Contrairement à nombre de livres à la mode sur le sujet, qui sont truffés d’hyperboles colorées, d’anecdotes ou encore de de détails techniques ésotériques, le travail de Michel Bauwens s’attaque au vif du sujet, fournissant des analyses circonstanciées sur les principes clés de la coopération en ligne. En bref, ce document est substantiel, informatif, complet et bien documenté.

Deux extraits de l’introduction en fournissent un bon aperçu :

Deux grands facteurs de transformation guident ce travail. Le premier est lié au fait que les dynamiques portées par des communautés deviennent un élément essentiel des logiques d’affaires. À la place des entreprises autonomes et agissant de façon isolée, cherchant à capturer des individus atomisés par le biais de techniques marketing, émergent des acteurs économiques interagissant étroitement les uns avec les autres au sein de communautés productives dont la voix porte loin. Le second tient au fait que les effets conjugués de la reproduction numérique et d’une production de valeur de plus en plus « socialisée » rendent la privatisation de la propriété intellectuelle par des individus ou des entreprises de plus en plus difficile si ce n’est intenable, et selon toute vraisemblance, contre-productive. Ce qui explique l’essor de modèles d’affaires « ouverts » et tournés vers les consommateurs, appuyés sur des formes plus « sociales » de propriété intellectuelle.

À travers ce travail, nous observons tour à tour des dynamiques de communautés portées par des acteurs traditionnels (innovation ouverte, crowdsourcing) et des modèles qui sont dès l’origine construits autour de la création de valeur par des communautés (logiciel libre et open source, design partagé, open hardware). Nous nous intéressons ensuite aux modes de monétisation de ces productions, en l’absence de propriété intellectuelle privée. Ces évolutions entraînent l’émergence d’infrastructures distribuées, dans lesquelles la mise en réseau des ordinateurs se réalise parallèlement à la mise en réseau des structures de production e de financement. En effet la mutualisation du savoir va de paire avec le partage des infrastructures physiques telles que les formes collaboratives de consommation, les places de marché en pair à pair, mobilisées pour optimiser l’usage des ressources sous employés ».
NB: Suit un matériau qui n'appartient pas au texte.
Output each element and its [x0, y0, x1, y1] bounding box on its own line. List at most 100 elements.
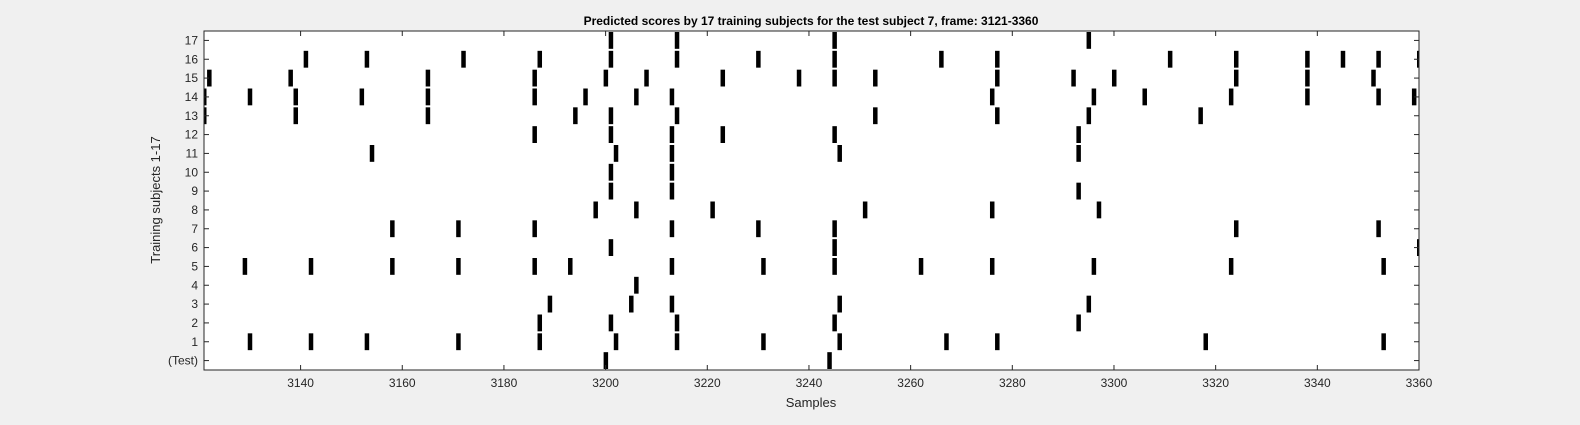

Le premier chapitre explique en quoi une nouvelle horizontalité dans la production est concomitante du déploiement des réseaux en ligne et comment elle conduit à une transformation des formes verticales de la production industrielle traditionnelle, contrôlées par des entreprises et des bureaucraties centralisées. Ceci, en retour, n’est pas sans soulever nombre de nouvelles questions : comment organiser la production de façon efficace dans des contextes en réseau ? Comment le management doit-il changer dans de tels environnements ? Comment les stratégies d’affaires doivent-elles évoluer en empruntant des chemins souvent contre-intuitifs, notamment en s’éloignant des modèles reposant sur la propriété intellectuelle ?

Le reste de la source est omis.